The increasing risk is that house and rent price growth will accelerate and halt and possibly reverse progress reducing general inflation. Excess housing demand may become a more important factor in determining when the RBA can start to cut interest rates.

The tightness of the labour market has also become a factor that may delay when the RBA can cut rates. The February labour market report with its out-sized 116,500 rise in employment and 0.4 percentage point fall in the unemployment rate to 3.7% rendered marginal the softening in labour market conditions so far and heightened the risk of wage growth above 4% y-o-y persisting for longer potentially underpinning inflation well above 3% y-o-y. The RBA now needs signs of marked weakening in the labour market over the coming months and combined with evidence of marked improvement in labour productivity. The combination is not impossible but is equally not a high probability and even if it occurs will take data reports over many months to prove.

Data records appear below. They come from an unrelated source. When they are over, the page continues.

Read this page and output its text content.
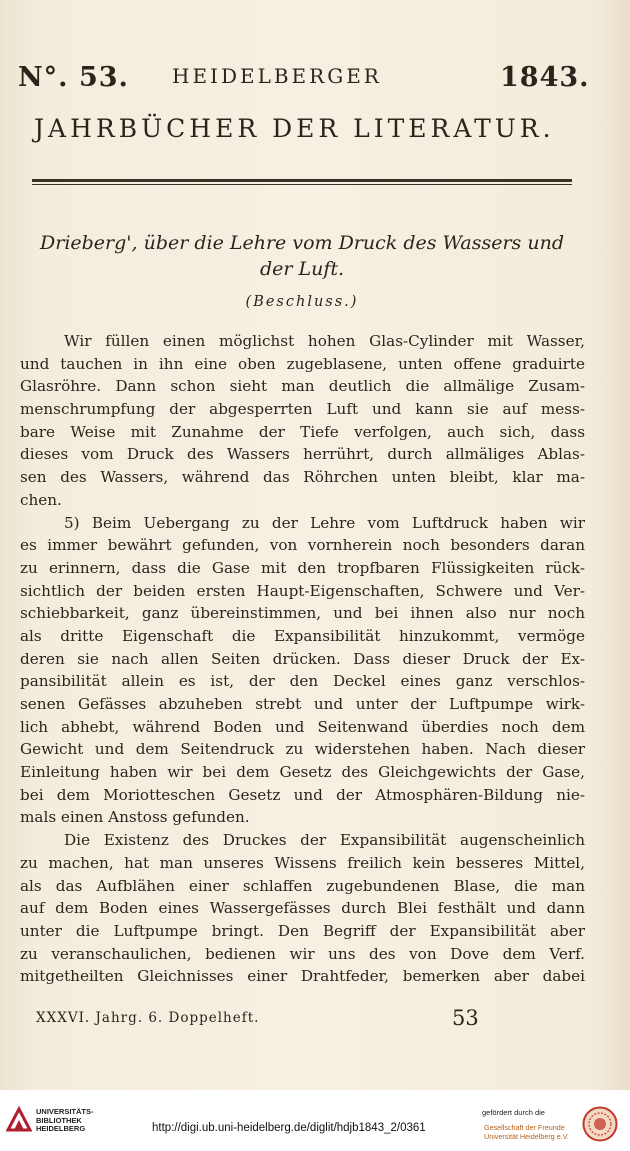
N°. 53. HEIDELBERGER	1843.
JAHRBÜCHER DER LITERATUR.
Drieberg', über die Lehre vom Druck des Wassers und der Luft.
(Beschluss.)
Wir füllen einen möglichst hohen Glas-Cylinder mit Wasser,
und tauchen in ihn eine oben zugeblasene, unten offene graduirte
Glasröhre. Dann schon sieht man deutlich die allmälige Zusam-
menschrumpfung der abgesperrten Luft und kann sie auf mess-
bare Weise mit Zunahme der Tiefe verfolgen, auch sich, dass
dieses vom Druck des Wassers herrührt, durch allmäliges Ablas-
sen des Wassers, während das Röhrchen unten bleibt, klar ma-
chen.
5) Beim Uebergang zu der Lehre vom Luftdruck haben wir
es immer bewährt gefunden, von vornherein noch besonders daran
zu erinnern, dass die Gase mit den tropfbaren Flüssigkeiten rück-
sichtlich der beiden ersten Haupt-Eigenschaften, Schwere und Ver-
schiebbarkeit, ganz übereinstimmen, und bei ihnen also nur noch
als dritte Eigenschaft die Expansibilität hinzukommt, vermöge
deren sie nach allen Seiten drücken. Dass dieser Druck der Ex-
pansibilität allein es ist, der den Deckel eines ganz verschlos-
senen Gefässes abzuheben strebt und unter der Luftpumpe wirk-
lich abhebt, während Boden und Seitenwand überdies noch dem
Gewicht und dem Seitendruck zu widerstehen haben. Nach dieser
Einleitung haben wir bei dem Gesetz des Gleichgewichts der Gase,
bei dem Moriotteschen Gesetz und der Atmosphären-Bildung nie-
mals einen Anstoss gefunden.
Die Existenz des Druckes der Expansibilität augenscheinlich
zu machen, hat man unseres Wissens freilich kein besseres Mittel,
als das Aufblähen einer schlaffen zugebundenen Blase, die man
auf dem Boden eines Wassergefässes durch Blei festhält und dann
unter die Luftpumpe bringt. Den Begriff der Expansibilität aber
zu veranschaulichen, bedienen wir uns des von Dove dem Verf.
mitgetheilten Gleichnisses einer Drahtfeder, bemerken aber dabei
XXXVI. Jahrg. 6. Doppelheft.	53
UNIVERSITÄTS-
BIBLIOTHEK
HEIDELBERG	http://digi.ub.uni-heidelberg.de/diglit/hdjb1843_2/0361
gefördert durch die
Gesellschaft der Freunde
Universität Heidelberg e.V.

The signs of strengthening household spending and less weakening than expected in labour market conditions mean the approaching boost to household disposable income from income tax cuts on July 1 have become another factor that the RBA cannot pass off as unlikely to underpin inflation. Amid firmer economic conditions than previously thought likely the tax cuts may flow more towards boosting household spending rather than household saving. At the very least, the RBA will want a few months of data after the tax cuts are introduced to assess their impact.

Another factor coming into play is the international global supply chain. War and rising political tensions have all but closed the Red Sea to shipping. The Baltimore Bridge accident has closed the key US port for several weeks. Tensions in the South China Sea continue to mount. The cost of shipping goods is rising again and threatens to take away the biggest factor reducing inflation – the stabilising/falling price of goods.

All told the RBA’s race to get inflation consistently back inside 2-3% target is getting longer with hurdles to surmount threatening to get bigger than smaller. An initial cash rate cut in 2024 is becoming a more forlorn hope.